Sorry, MonkeyScience. :( it really is annoying to not know what is going on. But it is soooo early and I still think that this month may be your month! The planning has been so good. I plan on using the POASs I got from amazon which were massively cheap. It really doesn't make sense to use the more expensive sticks. I may buy an expensive stick to use the day of the test or to confirm if I get a positive on the cheapies but generally, i think that even cheapies are probably fine. There isn't much complexity that goes into building one of these tests!

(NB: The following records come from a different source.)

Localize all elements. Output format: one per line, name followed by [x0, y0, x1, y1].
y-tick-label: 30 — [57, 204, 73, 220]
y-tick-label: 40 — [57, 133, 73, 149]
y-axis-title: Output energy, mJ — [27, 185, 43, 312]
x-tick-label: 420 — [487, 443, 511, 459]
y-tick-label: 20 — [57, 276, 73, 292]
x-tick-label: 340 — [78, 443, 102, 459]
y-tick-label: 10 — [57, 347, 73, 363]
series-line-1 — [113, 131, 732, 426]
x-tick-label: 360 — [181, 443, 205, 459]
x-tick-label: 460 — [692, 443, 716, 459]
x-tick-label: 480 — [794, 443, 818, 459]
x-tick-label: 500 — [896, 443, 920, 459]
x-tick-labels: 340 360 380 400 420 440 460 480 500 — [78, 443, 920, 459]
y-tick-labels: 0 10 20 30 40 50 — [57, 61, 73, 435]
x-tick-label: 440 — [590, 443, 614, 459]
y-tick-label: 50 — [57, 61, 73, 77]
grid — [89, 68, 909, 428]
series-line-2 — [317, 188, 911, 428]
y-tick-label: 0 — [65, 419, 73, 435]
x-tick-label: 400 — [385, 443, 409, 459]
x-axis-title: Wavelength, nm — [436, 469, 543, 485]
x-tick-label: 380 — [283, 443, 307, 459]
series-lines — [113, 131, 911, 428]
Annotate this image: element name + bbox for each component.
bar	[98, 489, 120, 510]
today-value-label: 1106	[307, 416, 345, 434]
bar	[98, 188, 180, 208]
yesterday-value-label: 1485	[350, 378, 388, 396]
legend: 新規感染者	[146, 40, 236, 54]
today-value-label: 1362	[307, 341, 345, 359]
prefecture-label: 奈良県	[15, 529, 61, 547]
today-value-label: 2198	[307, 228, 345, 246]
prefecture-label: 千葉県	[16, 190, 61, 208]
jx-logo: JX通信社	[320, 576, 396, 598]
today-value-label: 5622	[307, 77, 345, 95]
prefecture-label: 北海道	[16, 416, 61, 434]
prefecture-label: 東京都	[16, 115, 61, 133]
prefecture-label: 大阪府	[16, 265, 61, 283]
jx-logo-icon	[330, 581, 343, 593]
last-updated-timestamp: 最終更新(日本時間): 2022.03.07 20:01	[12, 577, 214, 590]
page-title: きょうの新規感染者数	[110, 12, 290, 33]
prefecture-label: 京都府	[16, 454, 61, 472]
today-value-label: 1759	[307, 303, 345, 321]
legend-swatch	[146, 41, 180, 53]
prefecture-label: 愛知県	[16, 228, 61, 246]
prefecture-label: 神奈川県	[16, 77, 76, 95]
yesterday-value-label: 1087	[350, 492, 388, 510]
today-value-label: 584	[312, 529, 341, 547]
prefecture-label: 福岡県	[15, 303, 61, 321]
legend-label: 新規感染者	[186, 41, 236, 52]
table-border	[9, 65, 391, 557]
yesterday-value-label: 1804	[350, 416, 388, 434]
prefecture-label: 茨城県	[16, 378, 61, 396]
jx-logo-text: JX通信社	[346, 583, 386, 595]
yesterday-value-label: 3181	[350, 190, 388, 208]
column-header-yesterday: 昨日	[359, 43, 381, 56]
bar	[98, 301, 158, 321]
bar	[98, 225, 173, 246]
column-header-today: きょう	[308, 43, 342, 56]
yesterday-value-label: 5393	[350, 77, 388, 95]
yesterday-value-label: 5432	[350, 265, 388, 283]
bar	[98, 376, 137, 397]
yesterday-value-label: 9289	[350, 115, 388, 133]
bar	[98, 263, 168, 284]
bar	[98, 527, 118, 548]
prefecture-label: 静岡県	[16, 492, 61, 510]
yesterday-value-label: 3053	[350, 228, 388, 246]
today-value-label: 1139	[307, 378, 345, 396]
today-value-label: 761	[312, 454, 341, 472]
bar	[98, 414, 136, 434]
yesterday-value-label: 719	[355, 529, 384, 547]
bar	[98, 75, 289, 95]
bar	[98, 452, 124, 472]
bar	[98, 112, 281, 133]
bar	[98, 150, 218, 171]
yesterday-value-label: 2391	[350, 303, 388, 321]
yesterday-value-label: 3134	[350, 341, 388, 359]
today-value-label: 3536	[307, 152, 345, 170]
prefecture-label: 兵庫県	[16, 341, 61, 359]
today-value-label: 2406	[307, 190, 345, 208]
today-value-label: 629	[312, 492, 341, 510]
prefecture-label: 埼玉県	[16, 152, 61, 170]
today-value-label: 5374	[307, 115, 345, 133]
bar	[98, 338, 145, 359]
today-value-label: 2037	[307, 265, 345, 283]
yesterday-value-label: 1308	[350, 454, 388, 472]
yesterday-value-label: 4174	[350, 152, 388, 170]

Hopefully, the temperature rise continues to show elevated temps tomorrow for a triphasic chart!!

 

AFM, I'm EXHAUSTED. I want to say that it was because I didn't sleep well but I have had nights like last night before (had to get up twice to go to the bathroom...hmmm) but I haven't felt as tired as I did this morning. And I still feel slightly nauseated but all of these could very well be due to progesterone supplements!

 

Oh well. who knows. this can drive us crazy!!!

 

post #38 of 84

Hey guys, just a quick update. So guess what? No bad news from the RE! Well, hopefully all my b/w will come back fine, but no MRI needed as of now. AND...we are cleared to ttc as soon as I start my next cycle! I think I'm having a slow rise thing going on with my chart, but hopefully tomorrow it will keep rising and I'll know I ovulated. Btw, I am pretty sure I am going to have an L-L-R o pattern with the R next cycle (do you guys know about that? left-right ovary stuff?). In any case, I go on CD2-3 for a baseline, then an HSG on cd5-10. If I don't get pregnant next cycle they will probably recommend Clomid for me. So, yeah. Excitement!

post #39 of 84

YAH GOZAL!!! So excited for you!!!! Let us know when you start so we can countdown with you :o) grouphug.gif

post #40 of 84

Yay for good news, gozal! I'm curious about the left-right ovary thing - what's that about?

 

AFM, bought more HPTs yesterday, but haven't taken one today. Will try again tomorrow morning.